Youth Skills Empowerment Key to Africa's Development

Published on 21st June 2016

If the recent Agribusiness and Innovation Trade Fair made possible by the USAID-supported East Africa Trade and Investment Hub, Syngenta, Inter-Region Economic Network and Toyota Kenya Academy is anything to go by, there is hope for proactive youth from Africa. The Fair featured youth from East Africa and Ethiopia aged between 18-35 years who run SMEs or start-ups that address needs arising from various agricultural value chains in their respective countries such as processing, finance, software and apps development, agro-mechanization, packaging and export services. Despite the fact that about 10 and 12 million young Africans enter the workforce each year, only three million formal jobs are created annually. About 2.9 million people migrate out of Africa every year to look for green pastures.

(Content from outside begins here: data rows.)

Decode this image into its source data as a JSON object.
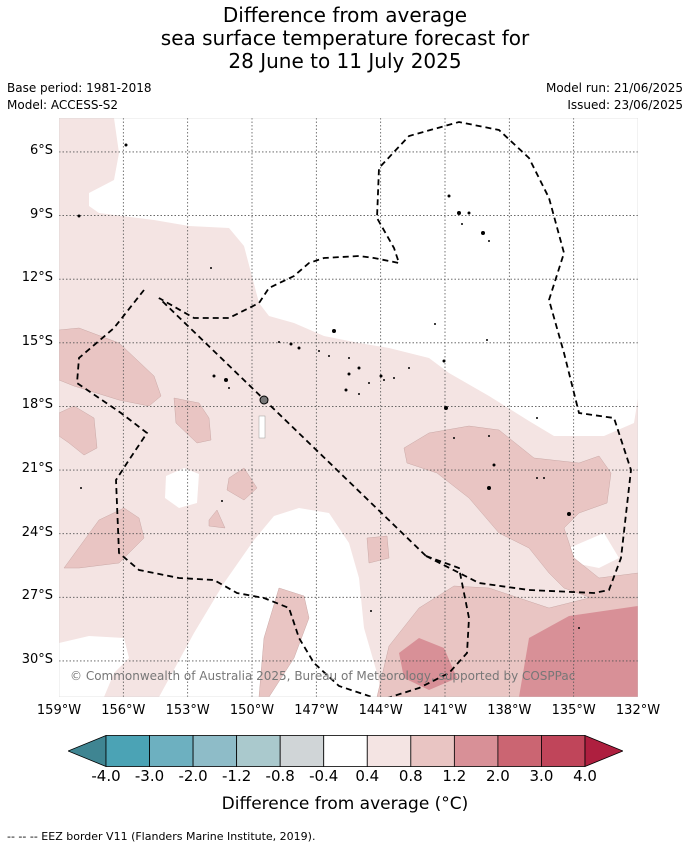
{
  "title_lines": [
    "Difference from average",
    "sea surface temperature forecast for",
    "28 June to 11 July 2025"
  ],
  "meta": {
    "base_period": "Base period: 1981-2018",
    "model": "Model: ACCESS-S2",
    "model_run": "Model run: 21/06/2025",
    "issued": "Issued: 23/06/2025"
  },
  "map": {
    "lon_range": [
      -159,
      -132
    ],
    "lat_range": [
      -4.4,
      -31.7
    ],
    "lat_ticks": [
      {
        "value": -6,
        "label": "6°S"
      },
      {
        "value": -9,
        "label": "9°S"
      },
      {
        "value": -12,
        "label": "12°S"
      },
      {
        "value": -15,
        "label": "15°S"
      },
      {
        "value": -18,
        "label": "18°S"
      },
      {
        "value": -21,
        "label": "21°S"
      },
      {
        "value": -24,
        "label": "24°S"
      },
      {
        "value": -27,
        "label": "27°S"
      },
      {
        "value": -30,
        "label": "30°S"
      }
    ],
    "lon_ticks": [
      {
        "value": -159,
        "label": "159°W"
      },
      {
        "value": -156,
        "label": "156°W"
      },
      {
        "value": -153,
        "label": "153°W"
      },
      {
        "value": -150,
        "label": "150°W"
      },
      {
        "value": -147,
        "label": "147°W"
      },
      {
        "value": -144,
        "label": "144°W"
      },
      {
        "value": -141,
        "label": "141°W"
      },
      {
        "value": -138,
        "label": "138°W"
      },
      {
        "value": -135,
        "label": "135°W"
      },
      {
        "value": -132,
        "label": "132°W"
      }
    ],
    "copyright": "© Commonwealth of Australia 2025, Bureau of Meteorology, supported by COSPPac"
  },
  "colorbar": {
    "colors": [
      "#3f8592",
      "#4ba3b5",
      "#6db0c0",
      "#8ebcc8",
      "#aac9cd",
      "#d0d5d7",
      "#ffffff",
      "#f4e4e3",
      "#e9c5c3",
      "#d89097",
      "#cb6572",
      "#c0455a",
      "#ae1f3f"
    ],
    "labels": [
      "-4.0",
      "-3.0",
      "-2.0",
      "-1.2",
      "-0.8",
      "-0.4",
      "0.4",
      "0.8",
      "1.2",
      "2.0",
      "3.0",
      "4.0"
    ],
    "title": "Difference from average (°C)"
  },
  "footer": "--  --  -- EEZ border V11 (Flanders Marine Institute, 2019)."
}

The key objective of the Agribusiness Innovation and Trade Fair is to offer our young innovators an opportunity to scale up agribusiness activities through training initiatives with a view of stimulating enterprises that are investible, sustainable, competitive and ready to play an active role in the larger East African market.  If this is sustained and replicated all over Africa, this would elicit job creation. For Africa, the gains of employment would propel incomes, offer higher standards of living and translate to a 10 per cent to a 20 per cent increase in the continent's GDP. Besides, it would provide better opportunities to thousands of youths who join rebel armies and are manipulated by politicians, as well as save many souls who would otherwise perish in the Mediterranean Sea and the Sahara Desert in search of economic opportunity in Europe.